Hospital factors and patient characteristics in the treatment of colorectal cancer: a population based study
1 Cancer Epidemiology Unit, San Giovanni Battista Hospital, CPO Piemonte and University of Turin, Via Santena 7, 10129, Torino, Italy
2 Medical Oncology Unit, San Giovanni Battista Hospital, Corso Bramante 88, Turin, Italy
3 General Surgery Unit, San Giovanni Battista Hospital, Corso Bramante 88, Turin, Italy
4 Department of Psychology, University of Turin, Turin, Italy
5 Cancer Epidemiology Unit, San Giovanni Battista Hospital, CPO Piemonte, Via S Francesco da Paola 31, Turin, Italy
Citation and License
BMC Public Health 2012, 12:775 doi:10.1186/1471-2458-12-775Published: 12 September 2012
The present study focuses on the analysis of social, clinical and hospital characteristics that can lead to disparities in the management and outcome of care. To that end, indicators of the quality of initial treatment delivered to newly-diagnosed colorectal cancer patients in a North-Western Region of Italy, were investigated using administrative data.

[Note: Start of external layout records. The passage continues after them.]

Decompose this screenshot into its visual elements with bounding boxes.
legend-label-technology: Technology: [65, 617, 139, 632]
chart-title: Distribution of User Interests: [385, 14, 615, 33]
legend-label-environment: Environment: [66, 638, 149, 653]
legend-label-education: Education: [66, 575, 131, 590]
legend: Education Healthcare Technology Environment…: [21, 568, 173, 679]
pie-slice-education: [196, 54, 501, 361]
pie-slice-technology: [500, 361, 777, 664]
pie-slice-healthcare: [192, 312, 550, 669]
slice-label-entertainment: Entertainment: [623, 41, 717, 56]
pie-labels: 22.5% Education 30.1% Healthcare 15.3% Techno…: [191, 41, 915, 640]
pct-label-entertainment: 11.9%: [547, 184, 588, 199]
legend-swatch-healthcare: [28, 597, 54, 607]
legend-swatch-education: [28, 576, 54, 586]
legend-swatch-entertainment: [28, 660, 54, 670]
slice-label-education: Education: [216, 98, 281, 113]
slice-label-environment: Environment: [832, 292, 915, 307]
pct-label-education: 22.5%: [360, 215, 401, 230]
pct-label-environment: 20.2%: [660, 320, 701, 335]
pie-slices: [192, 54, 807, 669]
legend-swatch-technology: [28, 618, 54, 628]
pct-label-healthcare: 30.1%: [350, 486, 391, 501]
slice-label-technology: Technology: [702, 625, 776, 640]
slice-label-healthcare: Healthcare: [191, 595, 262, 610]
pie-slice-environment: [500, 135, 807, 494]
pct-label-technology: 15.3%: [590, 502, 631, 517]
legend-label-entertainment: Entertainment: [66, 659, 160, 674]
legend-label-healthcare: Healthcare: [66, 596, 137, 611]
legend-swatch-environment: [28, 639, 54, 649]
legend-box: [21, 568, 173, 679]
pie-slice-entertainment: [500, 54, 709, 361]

The cohort includes all incident colorectal cancer patients (N = 24,187) selected by a validated algorithm from the Piedmont Hospital Discharge Record system over an 8-year period (2000–2007).

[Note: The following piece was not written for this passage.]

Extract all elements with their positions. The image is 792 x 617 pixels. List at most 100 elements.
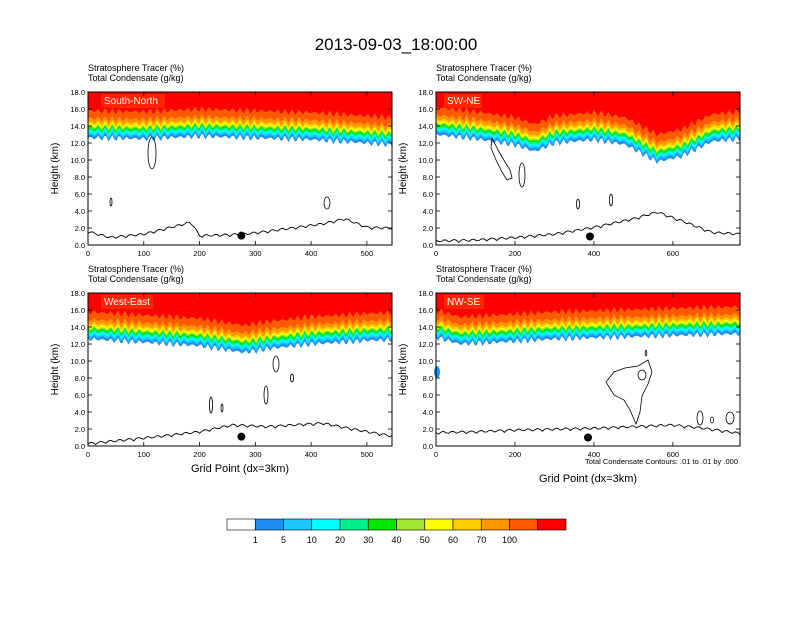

Three indicators of quality of care in this population-based cohort were evaluated: the proportion of preoperative radiotherapy (RT) and of abdominoperineal (AP) resection in rectal cancer patients, and the proportion of postoperative in-hospital mortality in colorectal cancer patients.
Among rectal cancers, older patients were less likely to have preoperative RT, and more likely to receive an AP resection compared to younger patients. The probability of undergoing preoperative RT and AP resection was reduced in females compared to males (odds ratio (OR) 0.77, 95% confidence interval (CI) 0.64-0.93 and OR 0.78, 95%CI 0.69-0.89, respectively). However, there was a trend of increasing RT over time (p for trend <0.01). The probability of undergoing AP resection was increased in less-educated patients and in hospitals with a low caseload.
A higher risk of postoperative in-hospital mortality was found among colorectal cancer patients who were older, male, (female versus male OR 0.71, 95%CI 0.60-0.84), unmarried (OR 1.32, 95%CI 1.09-1.59) or with unknown marital status.
The study provides evidence of the importance of social, clinical and hospital characteristics on the equity and quality of care in a Southern European country with an open-access public health care system.